Por André Garcia
Amazônia e Cerrado apresentam situações opostas com relação ao desmatamento. Enquanto no primeiro caso os alertas de desmate caíram 42,5%, no segundo, subiram 21,7%, segundo dados do Instituto Nacional de Pesquisas Espaciais (Inpe) sobre os sete primeiros meses de 2023. Os números evidenciam a fragilidade na proteção do Cerrado, condenado a “zona de sacrifício”, segundo cientistas.
Uma das explicações para este contraste diz respeito à área de reserva legal, de 80% na Floresta Amazônica contra apenas 20% no Cerrado. Isso significa que a devastação neste bioma é, em grande parte, autorizada, o que impede autuações por parte do Instituto Brasileiro do Meio Ambiente e dos Recursos Naturais Renováveis (Ibama).
A questão foi tratada pelo secretário executivo do Ministério do Meio Ambiente e Mudança Climática (MMA), João Paulo Capobianco, durante a apresentação dos dados, na quinta-feira, 3/8.
“Este fator exigirá discussão importante da sociedade brasileira. Ao contrário da Amazônia, em que a reserva legal obrigatória é de 80%, no Cerrado é de 20%. Então há a possibilidade de autorização de desmatamento legal em grande quantidade, que é o que está acontecendo.”

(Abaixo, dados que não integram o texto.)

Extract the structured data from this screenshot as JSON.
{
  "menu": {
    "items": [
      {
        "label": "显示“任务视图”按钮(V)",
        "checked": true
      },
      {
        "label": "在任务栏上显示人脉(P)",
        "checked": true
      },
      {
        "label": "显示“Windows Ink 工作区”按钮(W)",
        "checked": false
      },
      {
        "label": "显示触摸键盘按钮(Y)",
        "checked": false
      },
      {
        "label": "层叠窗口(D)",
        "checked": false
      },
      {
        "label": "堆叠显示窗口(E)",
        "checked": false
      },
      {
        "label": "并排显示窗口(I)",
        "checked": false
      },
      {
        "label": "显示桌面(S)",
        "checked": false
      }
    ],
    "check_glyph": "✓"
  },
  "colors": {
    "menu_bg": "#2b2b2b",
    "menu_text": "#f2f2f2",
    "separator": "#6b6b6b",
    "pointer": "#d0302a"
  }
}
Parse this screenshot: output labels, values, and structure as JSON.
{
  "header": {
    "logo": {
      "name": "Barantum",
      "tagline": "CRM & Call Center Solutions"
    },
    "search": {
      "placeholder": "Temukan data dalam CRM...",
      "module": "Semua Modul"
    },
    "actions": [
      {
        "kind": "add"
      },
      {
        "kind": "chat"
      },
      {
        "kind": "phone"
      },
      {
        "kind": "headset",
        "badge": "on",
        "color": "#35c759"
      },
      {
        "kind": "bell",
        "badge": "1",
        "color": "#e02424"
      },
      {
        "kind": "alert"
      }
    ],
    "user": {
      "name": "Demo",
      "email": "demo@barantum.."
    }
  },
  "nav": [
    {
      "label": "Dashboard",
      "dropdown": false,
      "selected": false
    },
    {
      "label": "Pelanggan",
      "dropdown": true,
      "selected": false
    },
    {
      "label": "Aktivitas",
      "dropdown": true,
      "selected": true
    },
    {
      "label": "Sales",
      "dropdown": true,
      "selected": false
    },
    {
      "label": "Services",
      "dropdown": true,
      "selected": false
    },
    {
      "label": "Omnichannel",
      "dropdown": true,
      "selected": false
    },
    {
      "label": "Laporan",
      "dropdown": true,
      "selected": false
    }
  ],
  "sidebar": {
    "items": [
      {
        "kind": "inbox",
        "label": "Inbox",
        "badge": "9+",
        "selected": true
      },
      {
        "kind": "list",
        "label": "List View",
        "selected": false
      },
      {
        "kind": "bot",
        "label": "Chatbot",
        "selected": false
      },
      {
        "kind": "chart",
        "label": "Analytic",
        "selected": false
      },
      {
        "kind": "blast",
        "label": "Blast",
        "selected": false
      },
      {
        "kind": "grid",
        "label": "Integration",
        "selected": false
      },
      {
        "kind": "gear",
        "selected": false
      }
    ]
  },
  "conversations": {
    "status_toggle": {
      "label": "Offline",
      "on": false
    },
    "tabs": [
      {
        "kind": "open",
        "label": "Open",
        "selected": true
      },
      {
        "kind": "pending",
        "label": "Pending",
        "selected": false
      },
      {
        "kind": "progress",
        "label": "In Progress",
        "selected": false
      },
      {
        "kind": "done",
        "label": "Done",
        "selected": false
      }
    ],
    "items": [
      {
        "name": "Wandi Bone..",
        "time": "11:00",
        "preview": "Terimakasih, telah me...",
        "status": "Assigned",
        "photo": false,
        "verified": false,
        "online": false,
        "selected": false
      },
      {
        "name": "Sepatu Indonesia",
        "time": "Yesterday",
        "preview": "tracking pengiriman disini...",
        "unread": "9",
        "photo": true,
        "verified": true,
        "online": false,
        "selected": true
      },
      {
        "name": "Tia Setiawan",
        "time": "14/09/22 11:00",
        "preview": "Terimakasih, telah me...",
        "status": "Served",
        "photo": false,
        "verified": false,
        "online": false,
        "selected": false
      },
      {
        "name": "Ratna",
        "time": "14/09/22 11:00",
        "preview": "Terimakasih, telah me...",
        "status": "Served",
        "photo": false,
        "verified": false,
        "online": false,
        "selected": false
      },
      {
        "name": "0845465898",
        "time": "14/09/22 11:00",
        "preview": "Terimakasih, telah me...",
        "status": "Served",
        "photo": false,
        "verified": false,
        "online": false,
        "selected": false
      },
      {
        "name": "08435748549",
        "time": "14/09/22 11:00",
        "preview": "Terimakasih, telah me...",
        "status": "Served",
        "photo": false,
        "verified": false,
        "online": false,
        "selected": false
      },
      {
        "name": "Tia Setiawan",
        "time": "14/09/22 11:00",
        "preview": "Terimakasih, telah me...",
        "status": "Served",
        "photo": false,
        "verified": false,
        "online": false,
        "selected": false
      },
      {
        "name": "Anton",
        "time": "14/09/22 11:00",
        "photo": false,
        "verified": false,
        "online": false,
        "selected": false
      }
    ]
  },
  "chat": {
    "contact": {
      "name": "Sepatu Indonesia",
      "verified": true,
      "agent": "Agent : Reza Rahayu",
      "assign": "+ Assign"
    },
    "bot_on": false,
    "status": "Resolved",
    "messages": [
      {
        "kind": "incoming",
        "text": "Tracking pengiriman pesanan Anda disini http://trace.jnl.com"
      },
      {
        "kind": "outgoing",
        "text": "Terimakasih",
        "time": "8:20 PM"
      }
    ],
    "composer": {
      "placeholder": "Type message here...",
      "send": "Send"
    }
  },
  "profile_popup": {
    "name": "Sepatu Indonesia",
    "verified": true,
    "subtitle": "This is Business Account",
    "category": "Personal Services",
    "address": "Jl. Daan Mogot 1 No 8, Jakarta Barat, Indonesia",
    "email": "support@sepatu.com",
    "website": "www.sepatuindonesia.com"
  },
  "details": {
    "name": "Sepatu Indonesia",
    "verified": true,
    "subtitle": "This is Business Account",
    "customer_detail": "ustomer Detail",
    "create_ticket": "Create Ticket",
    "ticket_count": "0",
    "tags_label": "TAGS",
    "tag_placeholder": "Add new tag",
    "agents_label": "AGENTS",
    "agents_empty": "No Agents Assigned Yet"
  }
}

A discrepância entre os biomas também está relacionada às ações de controle e combate. Ao longo do ano, o Ibama emitiu no Cerrado 482 autos de infração, 21% a mais que em 2022. Já na Amazônia, foram expedidos 3.967 autos de infração, aumento de 173% em relação ao mesmo período do ano passado.

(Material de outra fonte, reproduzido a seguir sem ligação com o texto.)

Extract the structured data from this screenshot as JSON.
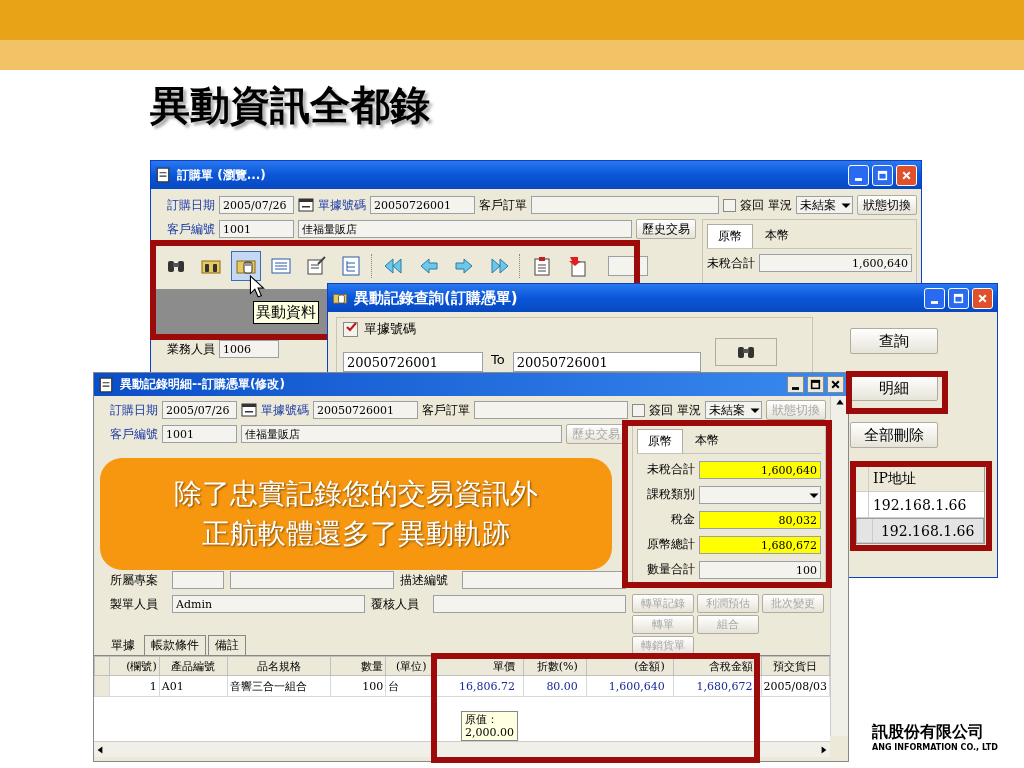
{
  "slide": {
    "title": "異動資訊全都錄",
    "callout": [
      "除了忠實記錄您的交易資訊外",
      "正航軟體還多了異動軌跡"
    ],
    "logo_name": "訊股份有限公司",
    "logo_english": "ANG INFORMATION CO., LTD"
  },
  "order_window": {
    "title": "訂購單 (瀏覽...)",
    "header_row": {
      "date_label": {
        "text": "訂購日期",
        "required": true
      },
      "date": "2005/07/26",
      "number_label": {
        "text": "單據號碼",
        "required": true
      },
      "number": "20050726001",
      "customer_order_label": "客戶訂單",
      "signed_checked": false,
      "signed_label": "簽回",
      "status_label": "單況",
      "status": "未結案",
      "status_button": {
        "label": "狀態切換",
        "disabled": false
      }
    },
    "customer_row": {
      "label": {
        "text": "客戶編號",
        "required": true
      },
      "code": "1001",
      "name": "佳福量販店",
      "history_button": {
        "label": "歷史交易",
        "disabled": false
      }
    },
    "toolbar": [
      {
        "kind": "binoculars",
        "selected": false
      },
      {
        "kind": "folder-binoculars",
        "selected": false
      },
      {
        "kind": "folder-hand",
        "selected": true
      },
      {
        "kind": "list",
        "selected": false
      },
      {
        "kind": "form-edit",
        "selected": false
      },
      {
        "kind": "tree-list",
        "selected": false
      },
      {
        "kind": "double-left-arrow",
        "selected": false
      },
      {
        "kind": "left-arrow",
        "selected": false
      },
      {
        "kind": "right-arrow",
        "selected": false
      },
      {
        "kind": "double-right-arrow",
        "selected": false
      },
      {
        "kind": "clipboard",
        "selected": false
      },
      {
        "kind": "document-arrow",
        "selected": false
      }
    ],
    "tooltip": "異動資料",
    "sales_label": "業務人員",
    "sales_value": "1006",
    "currency_tabs": [
      {
        "label": "原幣",
        "selected": true
      },
      {
        "label": "本幣",
        "selected": false
      }
    ],
    "subtotal_label": "未稅合計",
    "subtotal": "1,600,640"
  },
  "query_window": {
    "title": "異動記錄查詢(訂購憑單)",
    "group_label": "單據號碼",
    "group_checked": true,
    "from": "20050726001",
    "to_label": "To",
    "to": "20050726001",
    "buttons": [
      "查詢",
      "明細",
      "全部刪除"
    ],
    "grid": {
      "column": "IP地址",
      "rows": [
        {
          "value": "192.168.1.66",
          "selected": false
        },
        {
          "value": "192.168.1.66",
          "selected": true
        }
      ]
    }
  },
  "detail_window": {
    "title": "異動記錄明細--訂購憑單(修改)",
    "header_row": {
      "date_label": {
        "text": "訂購日期",
        "required": true
      },
      "date": "2005/07/26",
      "number_label": {
        "text": "單據號碼",
        "required": true
      },
      "number": "20050726001",
      "customer_order_label": "客戶訂單",
      "signed_checked": false,
      "signed_label": "簽回",
      "status_label": "單況",
      "status": "未結案",
      "status_button": {
        "label": "狀態切換",
        "disabled": true
      }
    },
    "customer_row": {
      "label": {
        "text": "客戶編號",
        "required": true
      },
      "code": "1001",
      "name": "佳福量販店",
      "history_button": {
        "label": "歷史交易",
        "disabled": true
      }
    },
    "left_rows": [
      [
        {
          "label": "所屬專案",
          "kind": "split"
        },
        {
          "label": "描述編號",
          "kind": "single"
        }
      ],
      [
        {
          "label": "製單人員",
          "kind": "single",
          "value": "Admin"
        },
        {
          "label": "覆核人員",
          "kind": "single"
        }
      ]
    ],
    "currency_tabs": [
      {
        "label": "原幣",
        "selected": true
      },
      {
        "label": "本幣",
        "selected": false
      }
    ],
    "totals": [
      {
        "label": "未稅合計",
        "kind": "field",
        "value": "1,600,640",
        "highlighted": true
      },
      {
        "label": "課稅類別",
        "kind": "dropdown"
      },
      {
        "label": "稅金",
        "kind": "field",
        "value": "80,032",
        "highlighted": true
      },
      {
        "label": "原幣總計",
        "kind": "field",
        "value": "1,680,672",
        "highlighted": true
      },
      {
        "label": "數量合計",
        "kind": "field",
        "value": "100",
        "highlighted": false
      }
    ],
    "action_rows": [
      [
        {
          "label": "轉單記錄",
          "disabled": true
        },
        {
          "label": "利潤預估",
          "disabled": true
        },
        {
          "label": "批次變更",
          "disabled": true
        }
      ],
      [
        {
          "label": "轉單",
          "disabled": true
        },
        {
          "label": "組合",
          "disabled": true
        }
      ],
      [
        {
          "label": "轉銷貨單",
          "disabled": true
        }
      ]
    ],
    "tabs": [
      {
        "label": "單據",
        "selected": true
      },
      {
        "label": "帳款條件",
        "selected": false
      },
      {
        "label": "備註",
        "selected": false
      }
    ],
    "grid": {
      "columns": [
        {
          "label": "(欄號)",
          "kind": "number"
        },
        {
          "label": "產品編號",
          "kind": "text"
        },
        {
          "label": "品名規格",
          "kind": "text"
        },
        {
          "label": "數量",
          "kind": "number"
        },
        {
          "label": "(單位)",
          "kind": "text"
        },
        {
          "label": "單價",
          "kind": "amount"
        },
        {
          "label": "折數(%)",
          "kind": "amount"
        },
        {
          "label": "(金額)",
          "kind": "amount"
        },
        {
          "label": "含稅金額",
          "kind": "amount"
        },
        {
          "label": "預交貨日",
          "kind": "text"
        }
      ],
      "rows": [
        [
          "1",
          "A01",
          "音響三合一組合",
          "100",
          "台",
          "16,806.72",
          "80.00",
          "1,600,640",
          "1,680,672",
          "2005/08/03"
        ]
      ],
      "tooltip_label": "原值：",
      "tooltip_value": "2,000.00"
    }
  }
}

“Essas autuações têm papel muito relevante porque retratam as presenças das equipes em campo, mostrando a presença do poder público e que não haveria mais complacência em relação ao desmatamento”, disse o secretário executivo.

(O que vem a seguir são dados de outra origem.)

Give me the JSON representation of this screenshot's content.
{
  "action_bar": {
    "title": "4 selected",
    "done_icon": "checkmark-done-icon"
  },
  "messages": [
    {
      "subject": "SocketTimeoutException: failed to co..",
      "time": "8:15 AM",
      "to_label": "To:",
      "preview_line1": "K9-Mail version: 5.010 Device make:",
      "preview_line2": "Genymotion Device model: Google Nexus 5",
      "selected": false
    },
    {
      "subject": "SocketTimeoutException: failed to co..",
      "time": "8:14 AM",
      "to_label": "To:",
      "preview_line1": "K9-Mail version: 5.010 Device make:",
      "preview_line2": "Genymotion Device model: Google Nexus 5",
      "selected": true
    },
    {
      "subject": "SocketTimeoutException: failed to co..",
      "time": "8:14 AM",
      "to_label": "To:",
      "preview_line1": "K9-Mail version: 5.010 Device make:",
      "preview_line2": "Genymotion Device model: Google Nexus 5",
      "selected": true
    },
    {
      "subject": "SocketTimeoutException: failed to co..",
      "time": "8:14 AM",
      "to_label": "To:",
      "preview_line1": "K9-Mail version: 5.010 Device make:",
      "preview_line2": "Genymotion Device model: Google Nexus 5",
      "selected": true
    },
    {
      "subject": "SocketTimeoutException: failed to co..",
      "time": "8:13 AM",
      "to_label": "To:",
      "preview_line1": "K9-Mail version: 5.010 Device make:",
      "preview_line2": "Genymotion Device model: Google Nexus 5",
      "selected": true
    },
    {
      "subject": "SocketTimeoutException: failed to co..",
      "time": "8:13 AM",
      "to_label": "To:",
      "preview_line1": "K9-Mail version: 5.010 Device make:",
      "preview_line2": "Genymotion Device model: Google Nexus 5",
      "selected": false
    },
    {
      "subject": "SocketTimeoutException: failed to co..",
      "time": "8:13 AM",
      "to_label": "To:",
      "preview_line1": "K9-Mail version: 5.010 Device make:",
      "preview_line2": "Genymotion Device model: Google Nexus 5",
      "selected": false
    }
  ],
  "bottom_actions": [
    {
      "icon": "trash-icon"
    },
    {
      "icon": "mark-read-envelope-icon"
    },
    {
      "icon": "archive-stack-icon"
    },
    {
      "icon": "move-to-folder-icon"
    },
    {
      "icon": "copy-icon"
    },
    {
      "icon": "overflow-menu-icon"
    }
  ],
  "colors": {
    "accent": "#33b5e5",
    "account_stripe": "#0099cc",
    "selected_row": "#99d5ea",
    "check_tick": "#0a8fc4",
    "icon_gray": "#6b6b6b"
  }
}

Outro fator mencionado por ele foi o menor tempo de ação concentrada, já que o trabalho do Governo começou no início do ano na Amazônia e só em maio no Cerrado. O resultado foi a queda no desmatamento em todos os estados amazônicos, mudança bastante considerável já que, no semestre anterior, a tendência era de aceleração.
Por outro lado, a derrubada disparou na região de Cerrado conhecida como Matopiba, que abrange Maranhão, Tocantins, Piauí e Bahia. Para se ter ideia, apenas 10 municípios situados nestes estados concentram 31% do desmatamento.
Além disso, o Governo conta com o Plano de Ação para Prevenção e Controle do Desmatamento na Amazônia Legal (PPCDAm) desde junho, enquanto o PPCerrado só deve ser lançado em outubro.
Atenção internacional
As diferenças entre os biomas também se mostram na forma como são tratados pela comunidade internacional. A União Europeia (UE), por exemplo, endureceu as regras sobre a importação de produtos oriundos de áreas de desmatamento. Contudo, a definição florestal adotada por sua nova legislação abrange apenas a região amazônica.
Isso deixa 74% do Cerrado desprotegido, fazendo da região uma “zona de sacrifício” frente ao desenvolvimento agrícola. É o que aponta carta publicada pela revista Nature Sustainability em 17/7, na qual cientistas pedem a priorização do bioma em discussões diplomáticas.
“O Cerrado está excluído dos principais esforços de sustentabilidade do agronegócio – notavelmente, a Moratória da Soja, um bem-sucedido acordo de desmatamento zero de várias partes interessadas que se aplica apenas ao bioma amazônico. Além disso, novas propostas legais devem piorar essa situação”, diz trecho da carta.
Ameaça
O Cerrado está presente em 14 estados e mais o Distrito Federal, cobrindo cerca de 25% do território nacional. A região é a mais biodiversa do mundo e tem mais de 4,6 mil espécies de plantas e animais que não são encontrados em nenhum outro lugar.
Também é lá onde nascem oito das 12 principais bacias hidrográficas do País, que abastecem milhares de cidades, a indústria e a própria agropecuária. São 3.427 nascentes que correm para a Amazônia, o Pantanal, a Caatinga e a Mata Atlântica.
Como já mostramos, se for mantido o ritmo atual de desmatamento, estima-se que, em 2050 haverá apenas 47% do bioma em pé. A porcentagem está diretamente ligada à ocupação agrícola, e pode resultar na diminuição do volume dos rios, comprometendo, além da irrigação das lavouras, o abastecimento público e o energético.